José Luis Téllez es uno de los musicólogos y críticos musicales más sólidos y laboriosos de nuestro medio. Somos unos cuantos quienes aprendimos en sus páginas a desmenuzar las estructuras armónicas de una partitura, el contexto filosófico de una obra, la historia minúscula de una página melográfica que es, a la vez, una página de la historia universal. Todo ello como una búsqueda incansable de la medida, elemento esencial en la escritura del arte sonoro.

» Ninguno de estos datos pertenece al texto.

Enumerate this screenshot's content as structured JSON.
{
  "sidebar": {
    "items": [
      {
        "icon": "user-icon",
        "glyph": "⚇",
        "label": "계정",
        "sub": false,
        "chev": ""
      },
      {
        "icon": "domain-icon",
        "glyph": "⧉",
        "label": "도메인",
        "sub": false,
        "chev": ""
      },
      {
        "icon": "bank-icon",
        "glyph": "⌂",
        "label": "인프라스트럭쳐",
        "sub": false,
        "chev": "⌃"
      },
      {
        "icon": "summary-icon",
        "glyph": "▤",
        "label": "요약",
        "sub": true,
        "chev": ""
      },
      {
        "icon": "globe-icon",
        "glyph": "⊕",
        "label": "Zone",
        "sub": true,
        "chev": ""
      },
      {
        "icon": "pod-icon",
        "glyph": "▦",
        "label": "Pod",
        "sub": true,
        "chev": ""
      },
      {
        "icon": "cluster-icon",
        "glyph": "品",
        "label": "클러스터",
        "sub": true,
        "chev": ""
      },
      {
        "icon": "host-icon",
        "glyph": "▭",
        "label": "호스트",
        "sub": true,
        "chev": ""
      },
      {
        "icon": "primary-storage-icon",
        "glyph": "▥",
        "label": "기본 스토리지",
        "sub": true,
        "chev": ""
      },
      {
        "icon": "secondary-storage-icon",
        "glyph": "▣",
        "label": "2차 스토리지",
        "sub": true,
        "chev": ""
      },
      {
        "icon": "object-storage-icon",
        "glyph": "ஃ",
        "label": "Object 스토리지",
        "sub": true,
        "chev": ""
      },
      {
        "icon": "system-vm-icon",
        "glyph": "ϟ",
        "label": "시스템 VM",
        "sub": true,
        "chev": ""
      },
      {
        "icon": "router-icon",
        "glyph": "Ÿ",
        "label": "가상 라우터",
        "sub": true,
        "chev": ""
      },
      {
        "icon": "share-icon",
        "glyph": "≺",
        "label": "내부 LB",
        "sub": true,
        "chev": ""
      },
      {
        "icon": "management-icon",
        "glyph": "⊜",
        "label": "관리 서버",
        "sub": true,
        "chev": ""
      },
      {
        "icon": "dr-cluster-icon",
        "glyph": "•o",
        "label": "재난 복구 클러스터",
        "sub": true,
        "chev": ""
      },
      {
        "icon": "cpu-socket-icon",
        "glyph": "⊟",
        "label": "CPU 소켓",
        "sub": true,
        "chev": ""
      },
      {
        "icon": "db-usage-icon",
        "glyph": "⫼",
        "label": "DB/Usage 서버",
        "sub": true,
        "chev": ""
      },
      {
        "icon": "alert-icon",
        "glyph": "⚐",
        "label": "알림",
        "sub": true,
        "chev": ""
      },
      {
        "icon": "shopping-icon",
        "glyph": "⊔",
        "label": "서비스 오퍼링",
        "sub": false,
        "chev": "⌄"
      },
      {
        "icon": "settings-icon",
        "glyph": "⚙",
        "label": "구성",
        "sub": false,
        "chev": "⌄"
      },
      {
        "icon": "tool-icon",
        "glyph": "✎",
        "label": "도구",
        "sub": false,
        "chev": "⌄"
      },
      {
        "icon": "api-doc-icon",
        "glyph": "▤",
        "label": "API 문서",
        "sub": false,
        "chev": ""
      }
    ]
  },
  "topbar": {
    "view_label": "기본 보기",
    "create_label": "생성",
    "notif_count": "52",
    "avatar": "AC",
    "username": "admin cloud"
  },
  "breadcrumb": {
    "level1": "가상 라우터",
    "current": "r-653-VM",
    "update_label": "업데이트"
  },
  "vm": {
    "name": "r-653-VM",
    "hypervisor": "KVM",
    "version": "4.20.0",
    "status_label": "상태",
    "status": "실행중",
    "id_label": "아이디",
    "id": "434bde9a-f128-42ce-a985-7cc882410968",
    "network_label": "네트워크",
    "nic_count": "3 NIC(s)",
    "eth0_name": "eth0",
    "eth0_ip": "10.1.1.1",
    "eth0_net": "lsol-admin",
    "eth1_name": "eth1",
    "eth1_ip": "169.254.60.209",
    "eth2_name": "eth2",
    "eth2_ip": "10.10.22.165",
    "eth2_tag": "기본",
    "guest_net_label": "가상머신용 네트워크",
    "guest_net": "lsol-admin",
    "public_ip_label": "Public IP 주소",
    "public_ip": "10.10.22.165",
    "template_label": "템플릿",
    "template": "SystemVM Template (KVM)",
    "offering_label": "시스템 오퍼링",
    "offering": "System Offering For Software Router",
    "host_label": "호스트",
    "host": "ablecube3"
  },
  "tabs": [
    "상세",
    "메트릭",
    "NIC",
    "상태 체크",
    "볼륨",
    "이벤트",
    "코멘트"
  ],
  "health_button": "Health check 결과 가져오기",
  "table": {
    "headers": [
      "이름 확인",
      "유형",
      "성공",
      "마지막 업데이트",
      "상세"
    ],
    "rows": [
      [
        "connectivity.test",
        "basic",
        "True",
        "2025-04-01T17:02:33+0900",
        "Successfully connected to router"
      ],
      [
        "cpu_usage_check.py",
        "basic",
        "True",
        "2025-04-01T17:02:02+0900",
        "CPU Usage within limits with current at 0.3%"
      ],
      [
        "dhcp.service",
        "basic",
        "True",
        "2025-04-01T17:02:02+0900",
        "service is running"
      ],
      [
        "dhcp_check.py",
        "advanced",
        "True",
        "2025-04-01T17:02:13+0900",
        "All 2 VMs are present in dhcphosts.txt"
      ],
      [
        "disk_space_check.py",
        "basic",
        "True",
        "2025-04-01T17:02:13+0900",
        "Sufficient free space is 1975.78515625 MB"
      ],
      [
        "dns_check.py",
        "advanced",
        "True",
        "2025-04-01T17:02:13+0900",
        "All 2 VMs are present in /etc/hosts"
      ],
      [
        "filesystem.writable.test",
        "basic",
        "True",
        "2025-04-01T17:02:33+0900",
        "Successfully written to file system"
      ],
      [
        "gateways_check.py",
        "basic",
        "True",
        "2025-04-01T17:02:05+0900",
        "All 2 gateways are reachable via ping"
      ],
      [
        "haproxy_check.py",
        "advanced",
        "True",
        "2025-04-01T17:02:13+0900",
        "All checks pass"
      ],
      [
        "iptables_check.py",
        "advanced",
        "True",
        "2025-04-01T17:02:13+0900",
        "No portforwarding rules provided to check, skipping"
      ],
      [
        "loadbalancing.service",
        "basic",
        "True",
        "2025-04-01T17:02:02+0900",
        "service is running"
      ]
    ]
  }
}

La contrafaz de esta faena la propone ahora Téllez con un libro de cuentos: Música de las esferas (prólogo de Andrés Amorós, Fórcola, Madrid, 2021, 166 páginas). En efecto, aquí la cosa va de infinito, eternidad y signo absoluto. Sintetizo: va de música. Para ello, el cuentista se vale de cuadros que hablan, espectros, encarnaciones de seres mitológicos, cámara de sonidos mágicos, pintores que pintan el tiempo y no sólo el espacio, objetos misteriosos en los lugares más prosaicos de Madrid, suma y sigue. Para armonizar –nunca mejor dicho– con la brevedad de este espacio, me detengo sólo en el vector mayor que me parece hallar en la colección: una suerte de asamblea angelical que abre y cierra la serie. Es decir que no se trata de una serie atonal sino de una colección de modulaciones que empieza y se remata con el mismo acorde tonal.
La fábula remite al instante crucial en que un ángel observa que los hombres, aunque conocen la música, el lenguaje angelical, carecen de precisión en su práctica. La música acumula todos los significados en una sola masa y, en consecuencia, no distingue ninguno. Apunta a la infinitud del espacio y la eternidad del tiempo. No significa nada y fluye, volátil, lejos de cualquier precisión. Para ello, Luzbel, el ángel rebelde, propondrá la palabra. Así se buscará la precisión semántica, una tarea interminable, porque no hay tantas palabras como cosas y todo significado es provisorio pues ha de acudir a otro significado para significarse y así hasta el infinito donde, omnipotente y paciente, aguarda la música.
El cuento no es una mera alegoría ni una exposición didáctica de nuestra naturaleza doble como animales musicales y verbales. Téllez propone un examen universal de vivencias que remite a ese comienzo mítico en que los ángeles proyectan la torre de Babel. Hemos perdido para siempre la capacidad de ser infinitos y eternos pero por ello subsiste la nostalgia de haberlo sido alguna vez, en un tiempo sin fecha y en la Tierra de Ninguna Parte. No podemos explicar el fenómeno porque no lo es. La música satisface esa doble nostalgia porque todo lo siente aunque nada signifique. En su carencia está su poder. Es, como insinúa obsesivamente Téllez, el poder de saltar los términos, los límites, las medidas y, en tal caso, eludir nuestra condición mortal por una vocación difusa y acuciante: la inmortalidad. Copio: “Cada hombre, cuando nace, recibe la partitura de su destino y sólo cuando muere es capaz de desentrañar su sentido.” Es el momento borgiano en que vemos nuestro definitivo rostro eterno. Quien lo probó, lo sabe. Quiero decir, quiere decir Téllez: lo saben los ángeles, nuestra secreta, perdida y anhelada condición angélica.